Ausgezeichnet werden Erfinder und Innovationen, die einen entscheidenden und dauerhaften Beitrag zum technischen Fortschritt innerhalb und außerhalb Europas geleistet und damit die wirtschaftliche Position Europas gefestigt haben. Der Preis „Europäischer Erfinder des Jahres“ wurde gemeinsam von der Europäischen Kommission und dem Europäischen Patentamt (EPA) gestiftet.

Er wird in vier Kategorien vergeben:

Lebenswerk:

Wolfgang Krätschmer (Deutschland) entdeckte ein völlig neues Forschungsgebiet der Physik und legte so den Grundstein für die Herstellung neuer Materialien.

Industrie:

Albert Markendorf (Schweiz) und Raimund Loser (Deutschland) drangen mit ihrer 3‑D‑Scantechnik zur exakten Objektvermessung in neue Dimensionen vor und revolutionierten die industrielle Messtechnik.

Kleine und mittlere Unternehmen (KMU)/Forschung:

Jürgen Pfitzer und Helmut Nägele (Deutschland) gelang mit dem Flüssigholz Arboform ein Durchbruch bei der nachhaltigen Verwendung erneuerbarer Ressourcen.

Nichteuropäische Staaten:

Dank der Arbeit von Sanjai Kohli und Steven Chen (USA) können GPS-Systeme jetzt auch kommerziell genutzt werden und sind Teil unseres Alltags.
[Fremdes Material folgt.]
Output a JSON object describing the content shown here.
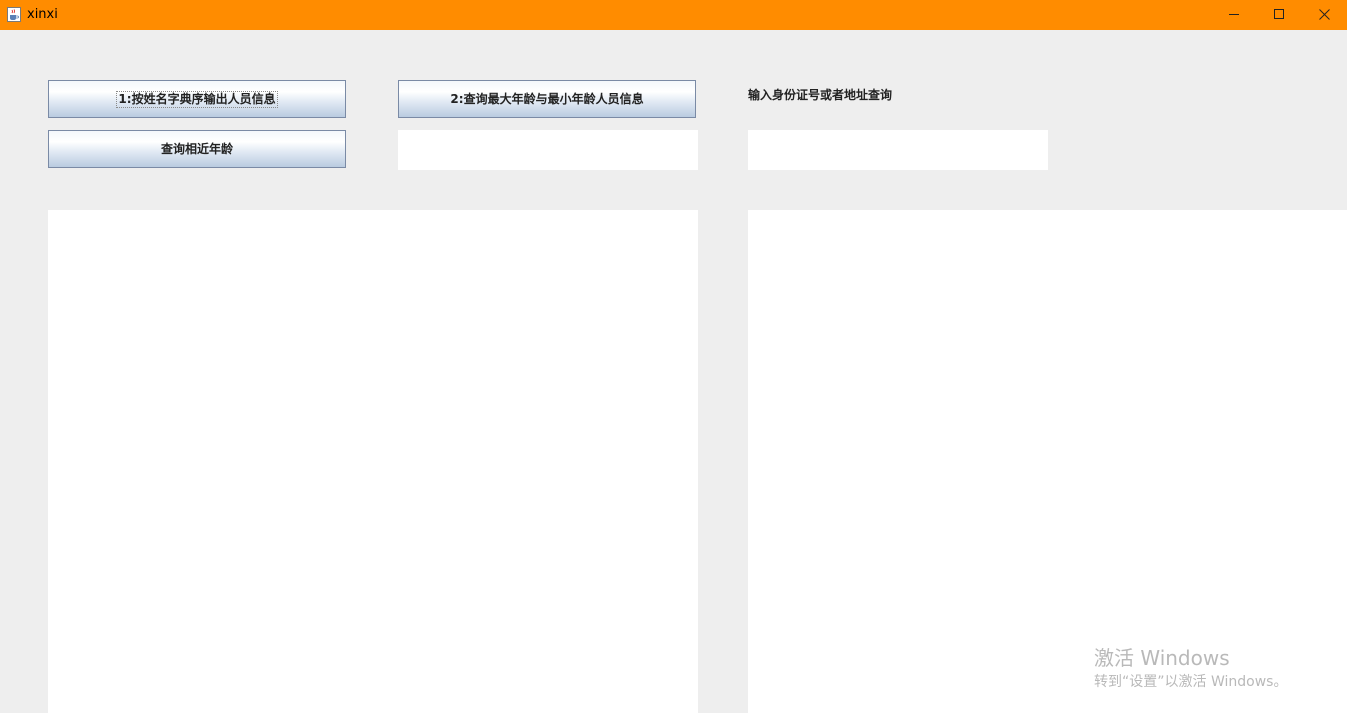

Ben Wiens und Danny Epps (Kanada) entwickelten elektrochemische Brennstoffzellen, die inzwischen eine kommerziell erfolgreiche Alternative zu fossilen Brennstoffen sind.

Nähere Informationen finden Sie unter den Portraits der Gewinner mit der Beschreibung ihrer jeweiligen Erfindung im MEMO/10/154.
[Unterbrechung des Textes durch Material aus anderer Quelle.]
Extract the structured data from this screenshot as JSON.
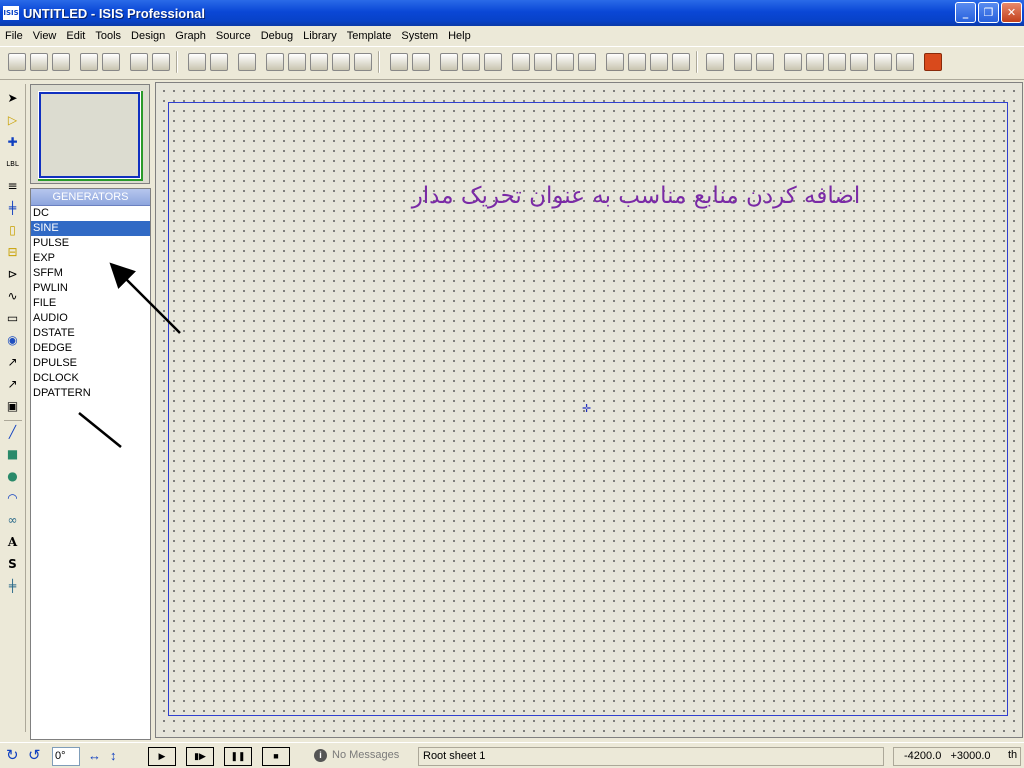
{
  "window": {
    "title": "UNTITLED - ISIS Professional",
    "logo": "ISIS"
  },
  "menu": [
    "File",
    "View",
    "Edit",
    "Tools",
    "Design",
    "Graph",
    "Source",
    "Debug",
    "Library",
    "Template",
    "System",
    "Help"
  ],
  "device_panel": {
    "header": "GENERATORS",
    "items": [
      "DC",
      "SINE",
      "PULSE",
      "EXP",
      "SFFM",
      "PWLIN",
      "FILE",
      "AUDIO",
      "DSTATE",
      "DEDGE",
      "DPULSE",
      "DCLOCK",
      "DPATTERN"
    ],
    "selected": "SINE"
  },
  "canvas": {
    "caption": "اضافه کردن منابع مناسب به عنوان تحریک مدار"
  },
  "status": {
    "rotation": "0°",
    "messages": "No Messages",
    "sheet": "Root sheet 1",
    "coords": "-4200.0   +3000.0",
    "units": "th"
  },
  "colors": {
    "selection": "#316ac5",
    "sheet_border": "#3040d0",
    "caption": "#7a2aa6",
    "arrow": "#000000"
  }
}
Von anderen Innovationspreisen unterscheidet sich der „Europäische Erfinder des Jahres“ nicht nur durch die Qualität und die Bekanntheit der Ausgezeichneten, sondern auch durch den einzigartigen Auswahlprozess, der eine große Zahl von Ländern einbezieht. Bei der Ermittlung der Preisträger konnte eine unabhängige und hochkarätige internationale Jury auf das Fachwissen des EPA und von Prüfern aus nationalen Patentämtern zurückgreifen.

Dieser renommierte Preis ist jetzt zum fünften Mal vom Europäischen Patentamt gemeinsam mit der Europäischen Kommission verliehen worden.
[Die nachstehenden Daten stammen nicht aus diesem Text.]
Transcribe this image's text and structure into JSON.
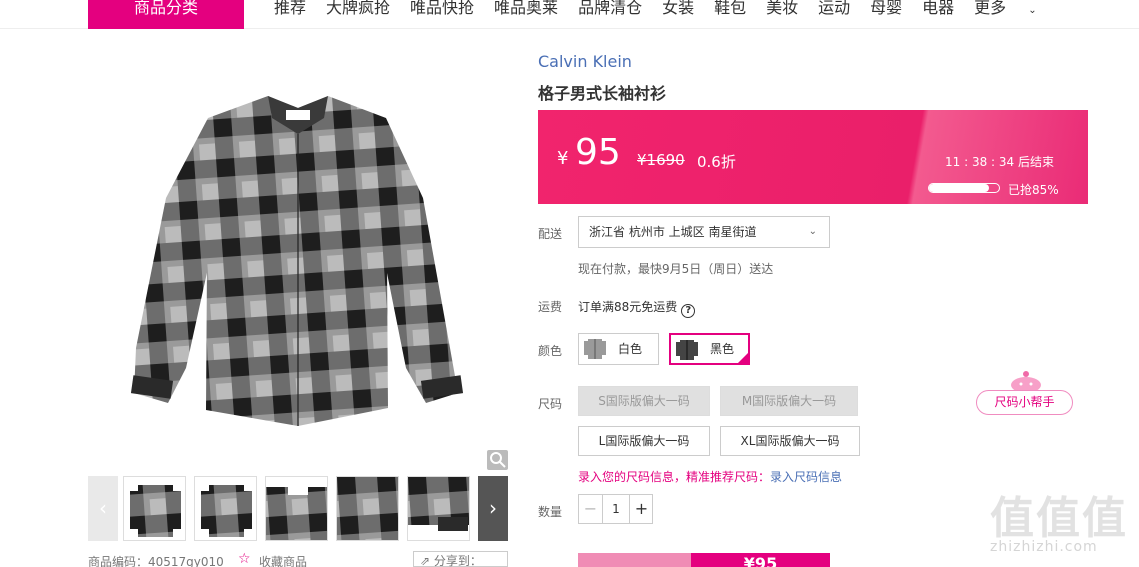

Mit dem rein symbolischen Preis, der nicht dotiert ist, werden einzelne Erfinder oder Teams ausgezeichnet, die durch ihre bahnbrechenden Arbeiten zur Bewältigung der Herausforderungen unserer Zeit und damit zu Fortschritt und Wohlstand beitragen. Nominierungsvorschläge können aus der Öffentlichkeit sowie von Patentprüfern des Europäischen Patentamts und der nationalen Patentämter in ganz Europa eingereicht werden. Die Gewinner werden anschließend von einer profilierten internationalen Jury ausgewählt.